Geometric Criticality in Scale-Invariant Networks

TL;DR

This paper explores how structural perturbations affect the dimensionality and stability of scale-invariant networks, revealing a new phenomenon called geometric criticality that influences network behavior and phase transitions.

Contribution

It introduces the concept of geometric criticality in scale-invariant networks and analyzes how structural fixed points and basin stability relate to phase transitions.

Findings

Identification of geometric breakdown leading to fractal dimensions

Discovery of hidden LRG flows toward unstable fixed points

Connection between topology, stability, and phase transitions in networks

Abstract

Dimension in physical systems determines universal properties at criticality. Yet, the impact of structural perturbations on dimensionality remains largely unexplored.

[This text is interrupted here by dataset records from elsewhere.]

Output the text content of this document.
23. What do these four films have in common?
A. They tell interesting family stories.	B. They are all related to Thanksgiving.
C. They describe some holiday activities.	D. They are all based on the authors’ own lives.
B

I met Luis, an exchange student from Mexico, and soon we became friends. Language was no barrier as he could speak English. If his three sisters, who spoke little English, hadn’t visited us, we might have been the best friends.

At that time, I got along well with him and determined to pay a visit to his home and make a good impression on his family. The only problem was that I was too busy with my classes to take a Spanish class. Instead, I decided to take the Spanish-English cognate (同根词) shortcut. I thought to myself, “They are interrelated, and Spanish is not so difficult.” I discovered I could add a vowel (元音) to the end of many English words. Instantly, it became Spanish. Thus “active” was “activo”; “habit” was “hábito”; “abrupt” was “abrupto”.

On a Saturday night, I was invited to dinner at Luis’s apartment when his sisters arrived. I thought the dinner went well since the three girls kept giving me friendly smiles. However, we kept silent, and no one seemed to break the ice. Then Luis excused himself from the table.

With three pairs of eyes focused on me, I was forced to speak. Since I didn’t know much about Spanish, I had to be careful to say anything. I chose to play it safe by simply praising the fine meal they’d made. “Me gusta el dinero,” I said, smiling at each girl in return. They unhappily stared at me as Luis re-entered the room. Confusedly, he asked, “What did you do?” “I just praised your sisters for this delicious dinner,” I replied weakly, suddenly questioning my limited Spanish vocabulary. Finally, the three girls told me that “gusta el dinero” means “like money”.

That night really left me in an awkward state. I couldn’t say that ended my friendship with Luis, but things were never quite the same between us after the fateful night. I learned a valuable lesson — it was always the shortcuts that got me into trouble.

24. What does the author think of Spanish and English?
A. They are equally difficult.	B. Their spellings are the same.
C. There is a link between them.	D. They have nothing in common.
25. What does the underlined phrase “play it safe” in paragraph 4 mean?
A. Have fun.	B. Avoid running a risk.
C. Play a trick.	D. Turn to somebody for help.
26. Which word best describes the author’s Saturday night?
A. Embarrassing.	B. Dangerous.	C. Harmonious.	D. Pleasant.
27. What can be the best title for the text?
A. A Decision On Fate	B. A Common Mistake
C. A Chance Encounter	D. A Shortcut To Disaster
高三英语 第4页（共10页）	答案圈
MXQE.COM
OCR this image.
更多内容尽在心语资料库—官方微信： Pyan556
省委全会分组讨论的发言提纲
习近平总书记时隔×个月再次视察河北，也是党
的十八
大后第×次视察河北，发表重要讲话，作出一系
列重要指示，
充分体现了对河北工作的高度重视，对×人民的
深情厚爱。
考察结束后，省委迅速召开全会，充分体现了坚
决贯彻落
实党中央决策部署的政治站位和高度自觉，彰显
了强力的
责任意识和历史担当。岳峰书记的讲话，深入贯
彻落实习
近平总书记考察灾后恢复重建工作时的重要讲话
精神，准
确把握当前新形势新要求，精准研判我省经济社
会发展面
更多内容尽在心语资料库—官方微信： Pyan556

Here, we characterize the attraction basins of structural fixed points in scale-invariant networks from a renormalization group perspective, demonstrating that basin stability connects to a structural phase transition. This topology-dependent effect, which we term geometric criticality, triggers a geometric breakdown hitherto unknown, which induces non-trivial fractal dimensions and unveils hidden LRG flows toward unstable structural fixed points. Our systematic study of how networks and lattices respond to disorder paves the way for future analysis of non-ergodic behavior induced by quenched disorder.